Mr. Liversedge, who had been awaiting his moment, said with admirable common-sense: “If, sir, I may venture to make a suggestion, we should now repair to the Crown, which appeared to be a very tolerable house, and bespeak dinner in a private parlour, and beds for the night I shall give myself the pleasure of mixing for you a Potation of which I alone know the secret. It was divulged to me by one of my late employers since deceased, alas!—a gentleman often in need of revivifying cordials. I fancy you will be pleased with it!”
“We must find his Grace!” declared Nettlebed obstinately.
“It will be dark in another hour,” said Gideon. “Damn it, the fellow’s right! We’ll rack up for the night!” He yawned suddenly. “God, I am tired!”
“Leave everything to me, sir!” said Mr. Liversedge graciously. “That man of yours—a worthy enough fellow, I daresay!—is quite unfit to arrange all those little genteel details so necessary to a gentleman’s comfort. In me you may have every confidence!”

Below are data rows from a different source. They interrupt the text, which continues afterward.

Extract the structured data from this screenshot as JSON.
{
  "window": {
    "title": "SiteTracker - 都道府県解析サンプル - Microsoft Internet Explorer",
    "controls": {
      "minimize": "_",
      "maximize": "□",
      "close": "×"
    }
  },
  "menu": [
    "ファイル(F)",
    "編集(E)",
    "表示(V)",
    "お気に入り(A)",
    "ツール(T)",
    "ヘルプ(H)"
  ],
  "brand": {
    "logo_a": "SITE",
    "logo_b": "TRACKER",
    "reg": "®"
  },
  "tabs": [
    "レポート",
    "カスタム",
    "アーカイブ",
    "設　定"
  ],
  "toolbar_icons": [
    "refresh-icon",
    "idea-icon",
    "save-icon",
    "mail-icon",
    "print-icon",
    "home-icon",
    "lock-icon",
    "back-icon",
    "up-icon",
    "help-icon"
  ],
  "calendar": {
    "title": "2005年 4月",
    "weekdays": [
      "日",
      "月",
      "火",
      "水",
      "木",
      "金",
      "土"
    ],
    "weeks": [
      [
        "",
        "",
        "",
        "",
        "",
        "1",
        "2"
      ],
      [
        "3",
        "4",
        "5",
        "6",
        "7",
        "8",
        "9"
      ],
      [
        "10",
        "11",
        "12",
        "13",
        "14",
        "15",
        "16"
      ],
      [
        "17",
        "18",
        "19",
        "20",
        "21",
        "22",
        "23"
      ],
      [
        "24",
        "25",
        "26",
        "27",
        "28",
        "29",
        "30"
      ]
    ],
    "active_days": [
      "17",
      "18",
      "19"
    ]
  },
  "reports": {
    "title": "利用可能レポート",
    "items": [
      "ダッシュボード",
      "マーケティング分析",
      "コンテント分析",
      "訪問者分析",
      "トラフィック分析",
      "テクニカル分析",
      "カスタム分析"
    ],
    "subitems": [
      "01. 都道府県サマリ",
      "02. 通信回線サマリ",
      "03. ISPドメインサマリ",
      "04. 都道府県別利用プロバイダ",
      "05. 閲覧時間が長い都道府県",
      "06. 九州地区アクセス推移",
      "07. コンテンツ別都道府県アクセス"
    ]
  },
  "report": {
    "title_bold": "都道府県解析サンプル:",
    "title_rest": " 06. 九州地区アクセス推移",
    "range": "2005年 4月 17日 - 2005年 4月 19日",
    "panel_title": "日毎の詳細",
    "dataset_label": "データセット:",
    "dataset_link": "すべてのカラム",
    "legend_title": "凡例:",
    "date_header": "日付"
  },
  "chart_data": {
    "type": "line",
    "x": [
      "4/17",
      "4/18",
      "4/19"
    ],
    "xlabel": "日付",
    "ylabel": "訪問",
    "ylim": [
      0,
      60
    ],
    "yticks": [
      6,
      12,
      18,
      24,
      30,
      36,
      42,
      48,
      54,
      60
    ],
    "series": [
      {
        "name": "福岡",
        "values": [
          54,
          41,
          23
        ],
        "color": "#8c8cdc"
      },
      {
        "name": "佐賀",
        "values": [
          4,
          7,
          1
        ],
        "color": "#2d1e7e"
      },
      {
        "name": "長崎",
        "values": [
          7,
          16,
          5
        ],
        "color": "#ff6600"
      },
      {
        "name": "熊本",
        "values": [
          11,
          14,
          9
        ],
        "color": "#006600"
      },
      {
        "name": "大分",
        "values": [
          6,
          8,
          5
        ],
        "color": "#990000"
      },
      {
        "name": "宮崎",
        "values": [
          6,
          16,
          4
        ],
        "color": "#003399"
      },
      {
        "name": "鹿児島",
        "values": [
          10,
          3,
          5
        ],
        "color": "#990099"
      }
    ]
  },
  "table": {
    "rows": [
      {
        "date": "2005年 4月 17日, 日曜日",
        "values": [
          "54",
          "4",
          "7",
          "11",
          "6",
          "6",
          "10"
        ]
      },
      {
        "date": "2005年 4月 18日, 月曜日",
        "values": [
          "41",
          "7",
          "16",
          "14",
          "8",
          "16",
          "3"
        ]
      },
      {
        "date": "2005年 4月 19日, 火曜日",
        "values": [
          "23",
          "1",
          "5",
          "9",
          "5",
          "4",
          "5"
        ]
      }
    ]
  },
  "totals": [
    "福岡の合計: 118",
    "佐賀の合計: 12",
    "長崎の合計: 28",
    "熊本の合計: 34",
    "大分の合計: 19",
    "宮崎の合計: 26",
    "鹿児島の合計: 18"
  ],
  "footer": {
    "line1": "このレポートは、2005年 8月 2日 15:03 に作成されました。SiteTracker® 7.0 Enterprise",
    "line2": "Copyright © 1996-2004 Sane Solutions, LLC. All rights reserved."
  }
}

“I have no confidence in you at all,” replied Gideon frankly. “I foresee, however, that we shall end by becoming boon-companions! Lead on, you unmitigated scoundrel!”
Chapter XX
Serenely unaware that he was being pursued by two sets of persons in varying degrees of wrath or exasperation, the Duke conveyed his charges to Bath on the stage-coach, without incident. He made no stay in Reading, arriving there with only just enough time to catch the London to Bath coach. He experienced a little difficulty in procuring places at such short notice, but by dint of bribing several interested persons, he secured one inside seat for Belinda, and two outside ones for himself and Tom. Belinda was inclined to cry when she found that she could not sit on the roof, but by a fortunate chance a delicate-looking young gentleman boarded the coach, and took his place inside. He stared at Belinda in such blatant admiration that she at once became cheerful, and spent a very happy journey encouraging his respectful advances. He did not look to be the sort of dashing blade who would endeavour to seduce her with promises of rings and silken gowns, so the Duke, thankful to be spared the embarrassment of her easy tears, handed her in with no more than a mild request that she would refrain from informing her fellow-passengers that she was travelling to Bath under the escort of a very kind gentleman. He then climbed on to the roof to take his seat beside Tom, and resigned himself to a long and uncomfortable journey. Tom, having begged in vain to be allowed to tool the coach, sulked for some few miles, but revived upon recollecting that he had in his pocket a catapult which he had found time to buy in Aylesbury. His skilful handling of this weapon led to a little unpleasantness with an old lady by the roadside, whose fat pug dog was startled into unwonted activity by a pellet in the ribs, but as no one but the Duke had seen Tom aim the catapult, and he seized and pocketed it the instant he realized what Tom was so surreptitiously engaged upon, no one was able to bring the crime home to the culprit.